LECTURA
Salí de casa, medianamente temprano, como cada día promediando las siete de la mañana. La gente que circulaba a esa hora, lo hacía presurosa: unos llegaban en el Metropolitano y otros iban en busca de abordarlo. El centro comercial, frente a la casa, cual inmenso aspirador, iba literalmente tragándose filas y filas de trabajadores que cual filas de botellas en una fabrica, iban desfilando en la misma dirección, subiendo y bajando, girando y volviendo a girar, dirigiéndose a las diferentes tiendas y comercios.
Dejé mi inercia contemplativa, y reinicié mi diario camino, reabriendo mi libro, guiado por el hilo de macramé que suelo ponerles a modo de marca-página. Después de unos pasos, sin llegar a compenetrarme en la lectura empecé a sentir una poco conocida sensación.
Algún sentido escondido, no dominado muchas veces, me advertía de algo, como que era objeto de observación. Como… ¡École!, sí, eso, eso… me sentía observado.
Primero hasta pensé que por inconciencia, después de levantarme y salir hacía la panadería, lo había echo sin pantalones: una rápida mirada de soslayo, me quitó ese absurdo temor. Pero la sensación de ser objeto de observación seguía y no me dejaba pasar del renglón que leía y releía sin poder continuar en mi lectura.
Pensé entonces que quizá no me había peinado, aunque usualmente no me peino, pero si acomodo con la mano, muy a la volada, mis ensortijados cabellos que pululan por ocupar cualquier lugar que les apetece. Esta opción era de menor importancia en tanto que hoy en día los peinados y/o cortes de cabello de moda, son cualquier cosa muy parecidos a estar despeinados.
En seguida me saltó ese como azaroso temor de no tener el cierre del pantalón cerrado. Haciendo un cúmulo de valor y atrevimiento, llevé mi mano libre a ese punto: todo estaba en orden. La tranquilidad volvió a mí, pero la sensación persistía y aún no podía rebasar el renglón que ya apenas repasaba con la mirada sin pasar la comprensión de los conceptos, más acá de los parpados.

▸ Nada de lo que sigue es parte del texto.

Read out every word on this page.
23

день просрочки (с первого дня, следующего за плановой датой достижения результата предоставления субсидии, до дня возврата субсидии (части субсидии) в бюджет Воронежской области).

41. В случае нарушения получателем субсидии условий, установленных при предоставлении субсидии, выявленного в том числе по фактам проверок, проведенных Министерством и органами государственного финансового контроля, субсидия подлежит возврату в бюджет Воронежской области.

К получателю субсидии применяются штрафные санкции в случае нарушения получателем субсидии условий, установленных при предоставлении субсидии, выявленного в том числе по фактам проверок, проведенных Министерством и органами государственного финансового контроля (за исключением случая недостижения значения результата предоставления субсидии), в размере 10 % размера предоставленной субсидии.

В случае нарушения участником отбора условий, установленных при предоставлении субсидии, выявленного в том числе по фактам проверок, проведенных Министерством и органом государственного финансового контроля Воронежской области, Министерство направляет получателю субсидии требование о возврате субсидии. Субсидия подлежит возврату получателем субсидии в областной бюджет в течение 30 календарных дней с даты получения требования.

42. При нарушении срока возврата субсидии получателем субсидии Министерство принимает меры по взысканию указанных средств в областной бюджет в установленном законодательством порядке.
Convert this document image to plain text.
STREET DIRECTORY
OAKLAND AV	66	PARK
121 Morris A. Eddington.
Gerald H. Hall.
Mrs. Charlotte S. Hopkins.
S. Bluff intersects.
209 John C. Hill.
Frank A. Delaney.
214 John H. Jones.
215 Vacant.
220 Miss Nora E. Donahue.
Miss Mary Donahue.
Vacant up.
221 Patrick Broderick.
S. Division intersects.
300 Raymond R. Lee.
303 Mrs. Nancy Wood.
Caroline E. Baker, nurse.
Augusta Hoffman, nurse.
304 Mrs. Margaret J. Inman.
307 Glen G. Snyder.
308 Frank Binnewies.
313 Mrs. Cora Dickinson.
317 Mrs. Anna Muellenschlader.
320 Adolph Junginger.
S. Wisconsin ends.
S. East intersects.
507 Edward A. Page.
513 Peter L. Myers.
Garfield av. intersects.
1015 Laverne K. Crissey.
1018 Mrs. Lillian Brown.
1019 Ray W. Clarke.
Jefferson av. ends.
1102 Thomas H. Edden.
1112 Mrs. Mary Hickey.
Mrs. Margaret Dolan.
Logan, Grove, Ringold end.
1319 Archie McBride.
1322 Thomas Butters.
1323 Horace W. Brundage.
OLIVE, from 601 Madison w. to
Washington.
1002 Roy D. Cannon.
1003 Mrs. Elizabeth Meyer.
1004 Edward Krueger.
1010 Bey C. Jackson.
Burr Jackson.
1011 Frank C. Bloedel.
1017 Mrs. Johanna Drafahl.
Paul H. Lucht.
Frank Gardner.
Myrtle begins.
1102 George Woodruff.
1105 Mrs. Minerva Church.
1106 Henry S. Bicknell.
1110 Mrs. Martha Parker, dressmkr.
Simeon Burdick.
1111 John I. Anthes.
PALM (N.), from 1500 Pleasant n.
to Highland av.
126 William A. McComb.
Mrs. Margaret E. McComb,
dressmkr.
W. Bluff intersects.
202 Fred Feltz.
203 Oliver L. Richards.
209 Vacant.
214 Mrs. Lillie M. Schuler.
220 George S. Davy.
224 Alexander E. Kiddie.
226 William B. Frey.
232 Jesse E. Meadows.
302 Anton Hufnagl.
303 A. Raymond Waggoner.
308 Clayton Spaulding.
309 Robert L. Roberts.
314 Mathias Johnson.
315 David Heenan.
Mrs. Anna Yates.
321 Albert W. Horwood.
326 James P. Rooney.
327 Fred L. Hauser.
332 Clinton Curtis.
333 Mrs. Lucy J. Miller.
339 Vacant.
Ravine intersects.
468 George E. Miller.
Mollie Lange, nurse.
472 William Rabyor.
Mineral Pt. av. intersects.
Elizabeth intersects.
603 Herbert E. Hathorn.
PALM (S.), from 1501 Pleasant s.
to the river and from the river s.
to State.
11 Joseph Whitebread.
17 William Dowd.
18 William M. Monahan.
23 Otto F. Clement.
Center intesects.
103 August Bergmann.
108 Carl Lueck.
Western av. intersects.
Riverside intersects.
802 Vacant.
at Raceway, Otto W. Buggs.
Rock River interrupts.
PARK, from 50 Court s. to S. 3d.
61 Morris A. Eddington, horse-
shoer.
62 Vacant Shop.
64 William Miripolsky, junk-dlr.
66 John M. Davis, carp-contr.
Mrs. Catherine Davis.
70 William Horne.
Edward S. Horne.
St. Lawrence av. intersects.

Entre descubrir el “por qué” del sentimiento de ser observado, el dejar que mis pasos me lleven por las tantas veces recorridas veredas de esa calle en camino a la panadería, y el tratar de ordenar la narración que hacía el protagonista: un “mudito” que hablaba, pero no se oía lo que decía, llegué a las puertas de la panadería. Me puse a la “cola” frente a la ventanilla de pago y luego en la “cola” de atención para recibir en pan nuestro de cada día: panes franceses e integrales crocantes, calientitos; por ésto pedí una bolsa de papel, también para evitar la acostumbrada bolsa de polietileno, blanca, recién abierta, pero de dudosa procedencia por tanto reciclaje. Reencaminé mis pasos, de vuelta a casa.
Ya casi tenía olvidada la aprensión por las extrañas miradas de los transeúntes pero después de unos pasos volvió: volvió igual, con unas miradas de propia interrogación por no entender lo que veían.
Al llegar al parque, a mitad de mi camino, me detuve decidido a resolver la incógnita. Con sorpresa, siguiendo las miradas de todos los que pasaban, pude darme cuenta que lo que miraban, lo que les extrañaba era que tuviera un libro en la mano y fuera leyéndolo al caminar.
Continué allí parado un tiempo más y en una especie de respuesta me dediqué a mirar a los demás. En los minutos que ocupé en esa observación, no llegué a ver a nadie con un libro, ni siquiera llevándolo en la mano, mucho menos leyéndolo.
Continué mi camino a casa, justificando para mí esa falta de adición a la lectura en el hecho de que los libros son demasiados caros, o de que la gente tiene algo más urgente (no más importante) que hacer y por último que seguramente en sus casas si leen o que tal vez no dosifican su tiempo para leer cada día algo más que algún folletos o algún letrero con alguna propaganda.
Llegué casa sin haber avanzado un renglón más, miré a los cielos y sintiéndome bendecido dije en silencio: ¡Gracias Señor por el regalo de la lectura!